16 vins présentés au château CITRAN :
— le seul Médoc membre de l’union des grands crus, La Tour de By, l’un des plus au nord, bien proportionné et plus musclé que le 2014 (12 €, continue d’augmenter).
— En Listrac je goûte les deux Fourcas : Dupré et Hostens, blanc bonnet et bonnet blanc dans la suavité.
— En Haut-Médoc : Belgrave joliment fumé, Citran taillé robuste (à partir de 12 €), Lamarque égal à lui-même dans l’élégance. La Lagune a fait beaucoup de progrès et se montre cette année sous son meilleur jour. Cantemerle est « mieux qu’en 2010, mieux qu’en 2009, mieux qu’en 2005, c’est un vin qui arrive de partout, un très grand « , proclame le chef d’exploitation.
La médaille va selon moi à Beaumont, 90 ha, 600 à 700 000 b/an, très tannique et inhabituellement puissant : à 10 €, réserver tout de suite ! (moins cher encore, le 2ème vin, Château d’Ardigny, n’est malheureusement pas en vente car entièrement réservé à la chaîne Barrière).
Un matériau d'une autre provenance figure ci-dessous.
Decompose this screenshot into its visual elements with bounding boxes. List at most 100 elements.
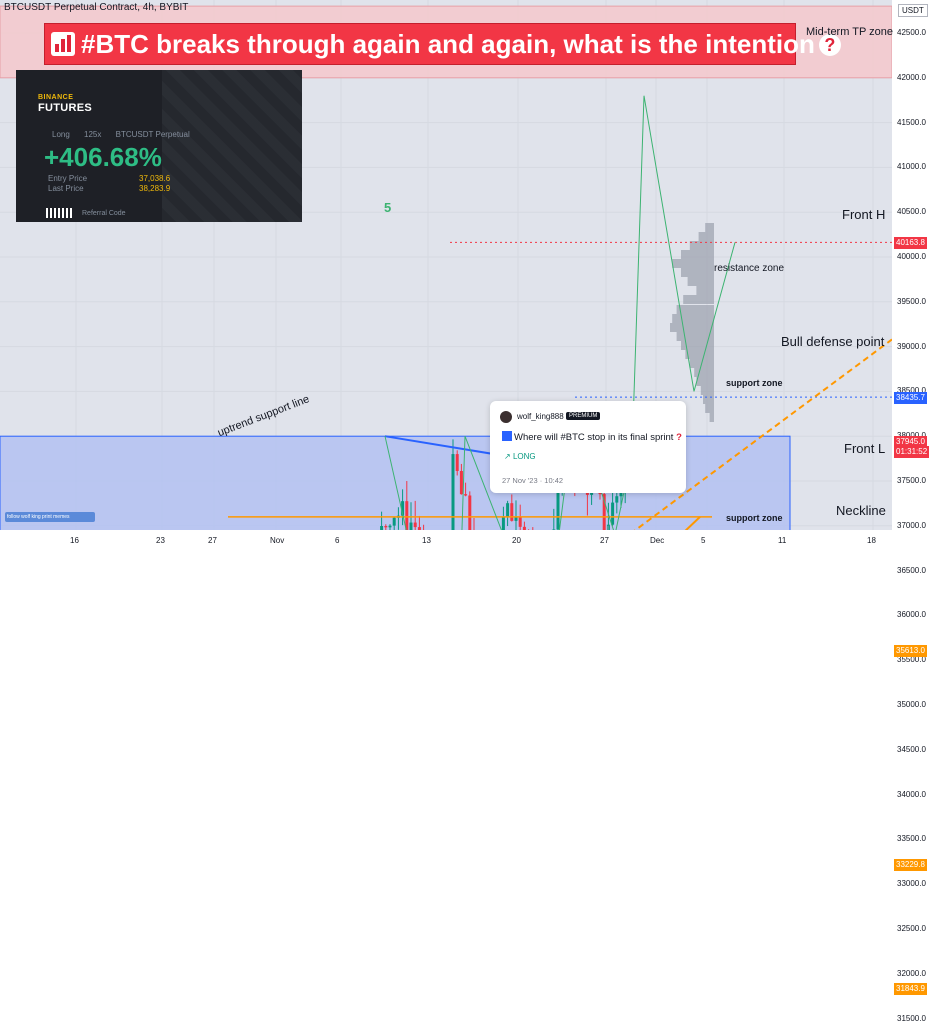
price-badge: 01:31:52 [894, 446, 930, 459]
price-tick-label: 39000.0 [897, 341, 926, 351]
price-axis-panel [892, 0, 932, 550]
position-side: Long [52, 130, 70, 139]
front-h-label: Front H [842, 207, 886, 222]
volume-profile-bar [703, 395, 714, 404]
follow-banner[interactable]: follow wolf king print memes [5, 512, 95, 522]
qr-code-icon [46, 208, 74, 218]
price-tick-label: 36000.0 [897, 610, 926, 620]
price-tick-label: 34500.0 [897, 744, 926, 754]
price-badge: 40163.8 [894, 237, 927, 250]
candle [556, 479, 560, 530]
support-zone-label-lower: support zone [726, 513, 783, 523]
pnl-percent: +406.68% [44, 142, 162, 172]
price-tick-label: 37500.0 [897, 476, 926, 485]
volume-profile-bar [696, 286, 714, 295]
candle [388, 525, 392, 528]
price-tick-label: 42000.0 [897, 72, 926, 82]
candle [619, 489, 623, 497]
time-tick-label: Nov [270, 536, 285, 545]
price-tick-label: 33500.0 [897, 834, 926, 844]
price-tick-label: 32500.0 [897, 924, 926, 933]
post-message-text: Where will #BTC stop in its final sprint [514, 432, 674, 443]
price-tick-label: 38500.0 [897, 386, 926, 396]
time-tick-label: Dec [650, 536, 665, 545]
volume-profile-bar [705, 223, 714, 232]
candle [401, 501, 405, 516]
time-tick-label: 27 [600, 536, 609, 545]
price-badge: 38435.7 [894, 392, 927, 405]
referral-code-label: Referral Code [82, 210, 126, 217]
last-price-value: 38,283.9 [139, 184, 171, 193]
price-tick-label: 37000.0 [897, 520, 926, 530]
price-tick-label: 41000.0 [897, 162, 926, 172]
price-tick-label: 32000.0 [897, 968, 926, 978]
candle [602, 494, 606, 531]
time-tick-label: 27 [208, 536, 217, 545]
post-date: 27 Nov '23 · 10:42 [502, 476, 564, 485]
volume-profile-bar [670, 323, 714, 332]
volume-profile-bar [698, 232, 714, 241]
entry-price-label: Entry Price [48, 174, 88, 183]
price-tick-label: 41500.0 [897, 117, 926, 127]
card-pattern [162, 70, 302, 222]
headline-text: #BTC breaks through again and again, wha… [81, 29, 815, 59]
candle [518, 516, 522, 527]
time-tick-label: 11 [778, 536, 787, 545]
price-badge: 35613.0 [894, 645, 927, 658]
long-tag-text: LONG [512, 452, 536, 461]
time-tick-label: 23 [156, 536, 165, 545]
support-zone-label-upper: support zone [726, 378, 783, 388]
currency-selector[interactable]: USDT [898, 4, 928, 17]
candle [459, 470, 463, 495]
price-tick-label: 31500.0 [897, 1013, 926, 1023]
time-tick-label: 16 [70, 536, 79, 545]
bar-chart-icon [51, 32, 75, 56]
trend-up-icon: ↗ [504, 452, 513, 461]
volume-profile-bar [676, 332, 714, 341]
volume-profile-bar [676, 305, 714, 314]
volume-profile-bar [685, 350, 714, 359]
neckline-label: Neckline [836, 503, 886, 518]
candle [611, 502, 615, 525]
volume-profile-bar [683, 295, 714, 304]
post-message: Where will #BTC stop in its final sprint… [502, 431, 682, 443]
volume-profile-bar [696, 377, 714, 386]
volume-profile-bar [672, 314, 714, 323]
resistance-zone-label: resistance zone [714, 263, 785, 274]
long-tag: ↗ LONG [504, 452, 536, 461]
time-tick-label: 5 [701, 536, 706, 545]
avatar [500, 411, 512, 423]
volume-profile-bar [681, 250, 714, 259]
volume-profile-bar [681, 268, 714, 277]
candle [413, 522, 417, 528]
futures-pnl-card: BINANCE FUTURES Long 125x BTCUSDT Perpet… [16, 70, 302, 222]
premium-badge: PREMIUM [566, 412, 601, 420]
time-tick-label: 20 [512, 536, 521, 545]
futures-logo: FUTURES [38, 102, 93, 114]
headline-banner: #BTC breaks through again and again, wha… [44, 23, 841, 65]
bull-defense-label: Bull defense point [781, 334, 885, 349]
candle [464, 494, 468, 496]
position-info: Long 125x BTCUSDT Perpetual [52, 130, 202, 139]
candle [615, 496, 619, 503]
price-badge: 37945.0 [894, 436, 927, 449]
candle [468, 495, 472, 535]
uptrend-support-line [606, 338, 893, 550]
volume-profile-bar [689, 241, 714, 250]
time-tick-label: 13 [422, 536, 431, 545]
entry-price-value: 37,038.6 [139, 174, 171, 183]
time-axis-panel [0, 530, 932, 550]
price-tick-label: 34000.0 [897, 789, 926, 799]
price-tick-label: 38000.0 [897, 431, 926, 440]
price-badge: 33229.8 [894, 858, 927, 871]
post-username[interactable]: wolf_king888 [517, 412, 564, 421]
bar-chart-icon [502, 431, 512, 441]
candle [451, 454, 455, 546]
candle [455, 454, 459, 471]
candle [384, 525, 388, 528]
candle [514, 516, 518, 521]
last-price-label: Last Price [48, 184, 84, 193]
binance-logo: BINANCE [38, 94, 74, 101]
post-card[interactable]: wolf_king888 PREMIUM Where will #BTC sto… [490, 401, 686, 493]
Couffran est un beau vin (16-18 €) : « 2015 pourra être un millésime d’anthologie dans les châteaux qui ont su récolter en se jouant des pluies de septembre, mais sans doute moins dans les propriétés qui ont manqué de lucidité ou de moyens, » déclare Eric F. Miailhe, de la lignée du même nom établie à Bordeaux depuis plus deux siècles, propriétaire aussi de Verdignan et de Soudars à Saint-Seurin-de-Cadourne, commune qui compte une bonne quinzaine de crus exceptionnels.
— En Moulis, justement, Maucaillou fait grise mine, « on a trop attendu et on s’est fait mouiller » : perte de 50 à 55% de leur récolte. Devenu (trop) cher : 20 €.
Même conclusion : une très bonne année en primeur. Après les difficiles 2011, 2012 et 2013 et un doute planant encore sur le 2014, 2015 redonne le sourire aux propriétaires et l’espoir de réveiller le marché à la Place de Bordeaux. Mais la satisfaction d’avoir réalisé un bon millésime risque de se tempérer : malgré la certitude que les prix vont monter, on s’attend à ce que le 2015 soit moins haussier que les 2009 et 2010.
Quand le boire ? Comme disait le gentleman Paul Pontallier, le directeur récemment décédé de Château Margaux : » quand un vin est bon jeune, il est bon tout au long de son existence « . Ce sera le cas de ce millésime 2015.